Иногда надо много чего нагромоздить, чтобы стало легко и ясно.
Потому что то, что происходит па самом деле, хоть и не всегда просто, но лишь прикоснешься к нему, и тебе сразу становится легко и ясно. Даже если только что тебе казалось, что ты в аду, и ты только и делаешь, что погружаешь и погружаешь в этот ад свой ум днем и ночью, как тот чудак из Афона, и пытаешься при этом не отчаиваться. Офелия, обними меня, девочка! Ты бы меня поняла. Зевнула бы и сказала, пойдем, выпьем колы, чувак! Ты – лучший!
30
Марина лежала на спине и смотрела в крашеный потолок. Потом свела ноги и натянула юбку на колени. Краска на потолке треснула, а в голове были слышны сразу два голоса: ленивый – «Блаженство!» и будничный – «Вот и снова ничего особенного, несмотря на полный восторг».
– Эрик, – сказала она, – для чего мы живем, а?
– Для таких мигов, – сразу же отозвался Эрик, – прохладных и зыбких, как вода в графине.
– Тут и правда прохладно, – внезапно поняла Марина. – Даже странно. На улице-то припекает.
Она повернулась на бок и, подперев голову ладонью, испытующе смотрела на Эрика.
– У тебя залысины намечаются.
– Это неважно, – сказал Эрик. Он сидел рядом со столом в старом кресле и курил. Пальцы его тряслись, а зубы клацали. – Мне спокойно только рядом с тобой, Марина, больше ни с кем, – добавил он. – Ни с кем, ни с кем! Ты можешь подумать, что это не так, но это правда. Ты – гений, Марина. Ты медовая, яхонтовая и еще… ты Мурка, да!
Эрик побренчал звонком велосипеда, стоявшего тут же, рядом с ним. Руль почти упирался рукояткой ему в плечо.
– Разве мы живем, Марина? – внезапно выкрикнул Эрик высоким голосом. – Мы же с тобой не живем, а мяучим, как… как кошки. Мы собираем лоскутки, а они рассыпаются. Вот я смотрю на твое плечо в солнечном зайчике – я сейчас готов за него жизнь отдать.
– Ой ли?
– Готов, да, готов, и даже не раздумывая.
– Верю, золотце.
– Я вглядываюсь в твое плечо, Марина, как астроном в дальние миры, где он видит сегодня вечером новую звезду, которую искал и вчера и позавчера, но не находил, и третьего дня тоже не находил. Уже четыре дня он только и смотрит, что в небо, даже когда у него нет при себе телескопа, и ничего не находит. А вот сегодня он нашел свою звезду и назвал ее своим именем, как женщину.

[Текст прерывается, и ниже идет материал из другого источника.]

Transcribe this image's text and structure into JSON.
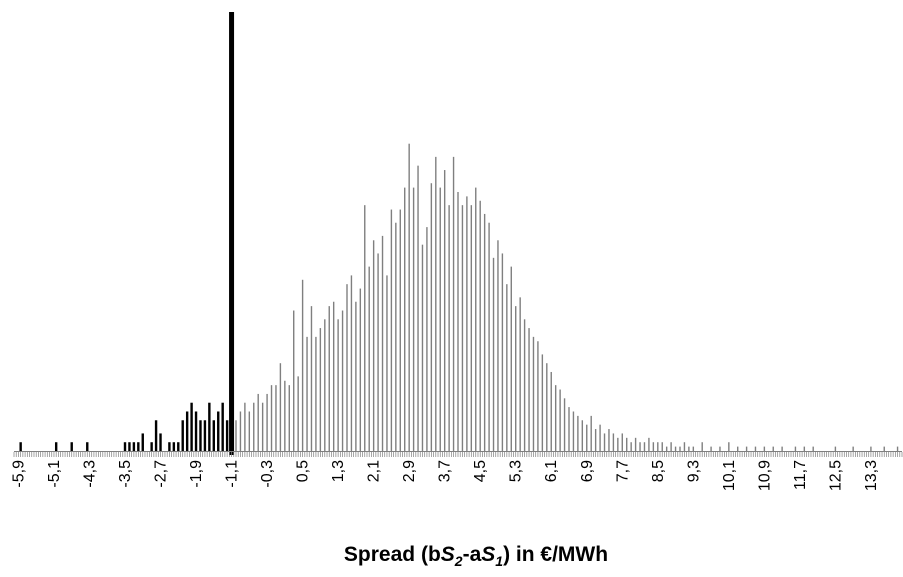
{
  "chart_data": {
    "type": "bar",
    "title": "",
    "xlabel": {
      "prefix": "Spread (b",
      "s2": "S",
      "s2_sub": "2",
      "mid": "-a",
      "s1": "S",
      "s1_sub": "1",
      "suffix": ") in €/MWh"
    },
    "ylabel": "",
    "x_range": [
      -6.0,
      14.0
    ],
    "bin_width": 0.05,
    "threshold_x": -1.1,
    "colors": {
      "below_threshold": "#000000",
      "above_threshold": "#7f7f7f",
      "threshold_line": "#000000",
      "axis": "#7f7f7f"
    },
    "tick_labels": [
      "-5,9",
      "-5,1",
      "-4,3",
      "-3,5",
      "-2,7",
      "-1,9",
      "-1,1",
      "-0,3",
      "0,5",
      "1,3",
      "2,1",
      "2,9",
      "3,7",
      "4,5",
      "5,3",
      "6,1",
      "6,9",
      "7,7",
      "8,5",
      "9,3",
      "10,1",
      "10,9",
      "11,7",
      "12,5",
      "13,3"
    ],
    "tick_values": [
      -5.9,
      -5.1,
      -4.3,
      -3.5,
      -2.7,
      -1.9,
      -1.1,
      -0.3,
      0.5,
      1.3,
      2.1,
      2.9,
      3.7,
      4.5,
      5.3,
      6.1,
      6.9,
      7.7,
      8.5,
      9.3,
      10.1,
      10.9,
      11.7,
      12.5,
      13.3
    ],
    "ylim": [
      0,
      100
    ],
    "threshold_height": 100,
    "bars": [
      [
        -5.85,
        2
      ],
      [
        -5.05,
        2
      ],
      [
        -4.7,
        2
      ],
      [
        -4.35,
        2
      ],
      [
        -3.5,
        2
      ],
      [
        -3.4,
        2
      ],
      [
        -3.3,
        2
      ],
      [
        -3.2,
        2
      ],
      [
        -3.1,
        4
      ],
      [
        -2.9,
        2
      ],
      [
        -2.8,
        7
      ],
      [
        -2.7,
        4
      ],
      [
        -2.5,
        2
      ],
      [
        -2.4,
        2
      ],
      [
        -2.3,
        2
      ],
      [
        -2.2,
        7
      ],
      [
        -2.1,
        9
      ],
      [
        -2.0,
        11
      ],
      [
        -1.9,
        9
      ],
      [
        -1.8,
        7
      ],
      [
        -1.7,
        7
      ],
      [
        -1.6,
        11
      ],
      [
        -1.5,
        7
      ],
      [
        -1.4,
        9
      ],
      [
        -1.3,
        11
      ],
      [
        -1.2,
        7
      ],
      [
        -1.0,
        7
      ],
      [
        -0.9,
        9
      ],
      [
        -0.8,
        11
      ],
      [
        -0.7,
        9
      ],
      [
        -0.6,
        11
      ],
      [
        -0.5,
        13
      ],
      [
        -0.4,
        11
      ],
      [
        -0.3,
        13
      ],
      [
        -0.2,
        15
      ],
      [
        -0.1,
        15
      ],
      [
        0.0,
        20
      ],
      [
        0.1,
        16
      ],
      [
        0.2,
        15
      ],
      [
        0.3,
        32
      ],
      [
        0.4,
        17
      ],
      [
        0.5,
        39
      ],
      [
        0.6,
        26
      ],
      [
        0.7,
        33
      ],
      [
        0.8,
        26
      ],
      [
        0.9,
        28
      ],
      [
        1.0,
        30
      ],
      [
        1.1,
        33
      ],
      [
        1.2,
        34
      ],
      [
        1.3,
        30
      ],
      [
        1.4,
        32
      ],
      [
        1.5,
        38
      ],
      [
        1.6,
        40
      ],
      [
        1.7,
        34
      ],
      [
        1.8,
        37
      ],
      [
        1.9,
        56
      ],
      [
        2.0,
        42
      ],
      [
        2.1,
        48
      ],
      [
        2.2,
        45
      ],
      [
        2.3,
        49
      ],
      [
        2.4,
        40
      ],
      [
        2.5,
        55
      ],
      [
        2.6,
        52
      ],
      [
        2.7,
        55
      ],
      [
        2.8,
        60
      ],
      [
        2.9,
        70
      ],
      [
        3.0,
        60
      ],
      [
        3.1,
        65
      ],
      [
        3.2,
        47
      ],
      [
        3.3,
        51
      ],
      [
        3.4,
        61
      ],
      [
        3.5,
        67
      ],
      [
        3.6,
        60
      ],
      [
        3.7,
        64
      ],
      [
        3.8,
        56
      ],
      [
        3.9,
        67
      ],
      [
        4.0,
        59
      ],
      [
        4.1,
        56
      ],
      [
        4.2,
        58
      ],
      [
        4.3,
        56
      ],
      [
        4.4,
        60
      ],
      [
        4.5,
        57
      ],
      [
        4.6,
        54
      ],
      [
        4.7,
        52
      ],
      [
        4.8,
        44
      ],
      [
        4.9,
        48
      ],
      [
        5.0,
        45
      ],
      [
        5.1,
        38
      ],
      [
        5.2,
        42
      ],
      [
        5.3,
        33
      ],
      [
        5.4,
        35
      ],
      [
        5.5,
        30
      ],
      [
        5.6,
        28
      ],
      [
        5.7,
        26
      ],
      [
        5.8,
        25
      ],
      [
        5.9,
        22
      ],
      [
        6.0,
        20
      ],
      [
        6.1,
        18
      ],
      [
        6.2,
        15
      ],
      [
        6.3,
        14
      ],
      [
        6.4,
        12
      ],
      [
        6.5,
        10
      ],
      [
        6.6,
        9
      ],
      [
        6.7,
        8
      ],
      [
        6.8,
        7
      ],
      [
        6.9,
        6
      ],
      [
        7.0,
        8
      ],
      [
        7.1,
        5
      ],
      [
        7.2,
        6
      ],
      [
        7.3,
        4
      ],
      [
        7.4,
        5
      ],
      [
        7.5,
        4
      ],
      [
        7.6,
        3
      ],
      [
        7.7,
        4
      ],
      [
        7.8,
        3
      ],
      [
        7.9,
        2
      ],
      [
        8.0,
        3
      ],
      [
        8.1,
        2
      ],
      [
        8.2,
        2
      ],
      [
        8.3,
        3
      ],
      [
        8.4,
        2
      ],
      [
        8.5,
        2
      ],
      [
        8.6,
        2
      ],
      [
        8.7,
        1
      ],
      [
        8.8,
        2
      ],
      [
        8.9,
        1
      ],
      [
        9.0,
        1
      ],
      [
        9.1,
        2
      ],
      [
        9.2,
        1
      ],
      [
        9.3,
        1
      ],
      [
        9.5,
        2
      ],
      [
        9.7,
        1
      ],
      [
        9.9,
        1
      ],
      [
        10.1,
        2
      ],
      [
        10.3,
        1
      ],
      [
        10.5,
        1
      ],
      [
        10.7,
        1
      ],
      [
        10.9,
        1
      ],
      [
        11.1,
        1
      ],
      [
        11.3,
        1
      ],
      [
        11.6,
        1
      ],
      [
        11.8,
        1
      ],
      [
        12.0,
        1
      ],
      [
        12.5,
        1
      ],
      [
        12.9,
        1
      ],
      [
        13.3,
        1
      ],
      [
        13.6,
        1
      ],
      [
        13.9,
        1
      ]
    ]
  }
}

– Ты хочешь сказать, что он назвал свою женщину-звезду Ермолай?
– Какая разница? – взвился Эрик. – Какая разница? И при чем тут Ермолай, ну, при чем тут, скажи, Ермолай, если даже имен таких нет!
Он повернулся к Марине, глядя на нее с ненавистью.

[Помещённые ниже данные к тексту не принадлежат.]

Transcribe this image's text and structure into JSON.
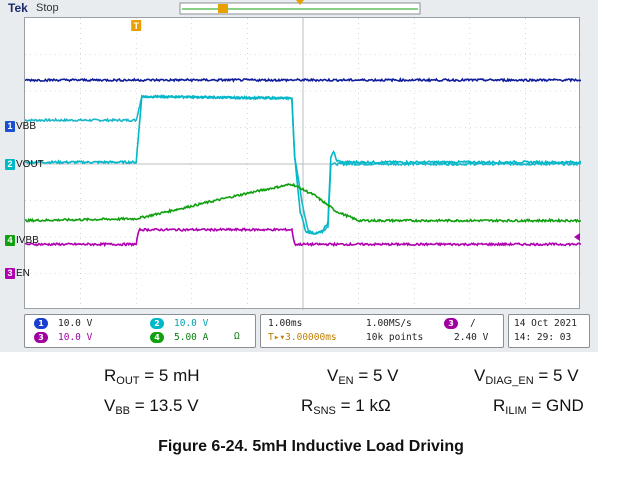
{
  "scope": {
    "brand": "Tek",
    "acq_state": "Stop",
    "trigger_marker": "T"
  },
  "colors": {
    "ch1": "#1ab6c9",
    "ch2": "#00b8c8",
    "ch3": "#b000b0",
    "ch4": "#10a010",
    "ref_blue": "#101c9a",
    "grid": "#b8bcc2"
  },
  "channels": {
    "ch1_tag": "1",
    "ch1_name": "VBB",
    "ch2_tag": "2",
    "ch2_name": "VOUT",
    "ch4_tag": "4",
    "ch4_name": "IVBB",
    "ch3_tag": "3",
    "ch3_name": "EN"
  },
  "status": {
    "ch1_num": "1",
    "ch1_scale": "10.0 V",
    "ch2_num": "2",
    "ch2_scale": "10.0 V",
    "ch3_num": "3",
    "ch3_scale": "10.0 V",
    "ch4_num": "4",
    "ch4_scale": "5.00 A",
    "timebase": "1.00ms",
    "trig_pos": "T▸▾3.00000ms",
    "sample_rate": "1.00MS/s",
    "record_len": "10k points",
    "trig_ch_num": "3",
    "trig_slope": "/",
    "trig_level": "2.40 V",
    "date": "14 Oct   2021",
    "time": "14: 29: 03"
  },
  "conditions": {
    "r_out": {
      "sym": "R",
      "sub": "OUT",
      "val": " = 5 mH"
    },
    "v_en": {
      "sym": "V",
      "sub": "EN",
      "val": " = 5 V"
    },
    "v_diag_en": {
      "sym": "V",
      "sub": "DIAG_EN",
      "val": " = 5 V"
    },
    "v_bb": {
      "sym": "V",
      "sub": "BB",
      "val": " = 13.5 V"
    },
    "r_sns": {
      "sym": "R",
      "sub": "SNS",
      "val": " = 1 kΩ"
    },
    "r_ilim": {
      "sym": "R",
      "sub": "ILIM",
      "val": " = GND"
    }
  },
  "figure_title": "Figure 6-24. 5mH Inductive Load Driving",
  "chart_data": {
    "type": "line",
    "x_unit": "divisions",
    "xlim": [
      0,
      10
    ],
    "ylim": [
      -4,
      4
    ],
    "grid": true,
    "series": [
      {
        "name": "VBB",
        "color": "#1ab6c9",
        "x": [
          0,
          2.0,
          2.1,
          4.8,
          4.85,
          5.0,
          5.1,
          5.2,
          5.35,
          5.45,
          5.5,
          10
        ],
        "y": [
          1.2,
          1.2,
          1.85,
          1.8,
          0.2,
          -1.2,
          -1.85,
          -1.9,
          -1.85,
          -1.7,
          0.0,
          0.0
        ]
      },
      {
        "name": "VOUT",
        "color": "#00b8c8",
        "x": [
          0,
          2.0,
          2.1,
          4.8,
          4.85,
          4.95,
          5.05,
          5.2,
          5.35,
          5.45,
          5.5,
          5.55,
          5.6,
          5.7,
          10
        ],
        "y": [
          0.05,
          0.05,
          1.85,
          1.8,
          0.2,
          -1.3,
          -1.85,
          -1.9,
          -1.85,
          -1.6,
          0.2,
          0.35,
          0.1,
          0.05,
          0.05
        ]
      },
      {
        "name": "IVBB",
        "color": "#10a010",
        "x": [
          0,
          2.0,
          3.0,
          4.0,
          4.8,
          5.2,
          5.6,
          6.0,
          10
        ],
        "y": [
          -1.55,
          -1.5,
          -1.15,
          -0.8,
          -0.55,
          -0.85,
          -1.3,
          -1.55,
          -1.55
        ]
      },
      {
        "name": "EN",
        "color": "#b000b0",
        "x": [
          0,
          2.0,
          2.05,
          4.8,
          4.85,
          10
        ],
        "y": [
          -2.2,
          -2.2,
          -1.8,
          -1.8,
          -2.2,
          -2.2
        ]
      },
      {
        "name": "",
        "color": "#101c9a",
        "x": [
          0,
          10
        ],
        "y": [
          2.3,
          2.3
        ]
      }
    ]
  }
}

– Зачем ты мучишь меня, зачем? Неужели ты не понимаешь, что от этого я могу умереть?
– Не можешь, – сказала Марина. – У тебя сердце выносливое.
– Нет, могу, Марина. Ты просто этого еще не понимаешь. В моем сердце слишком много боли и любви, слишком много… Ты не знаешь моего сердца, – взвизгнул Эрик, – не знаешь, Марина! Оно порвано в лоскуты, как брюки моего отца, когда он приходил домой пьяный и кричал от боли и пел.
– В каком месте у твоего отца были порваны брюки?
– На заду, Марина, на заду! И нет тут ничего смешного, чтобы так колыхаться. Ты этим оскорбляешь и меня и моего отца.
– Прости, – давилась смехом Марина, – прости… просто получается, что твое сердце разорвано на заду… ой, не могу…
– Я знаю, знаю, что смешон, – вскочил с кресла Эрик, нечаянно брякнув велосипедным звонком. – Тюлень в океане тоже смешон!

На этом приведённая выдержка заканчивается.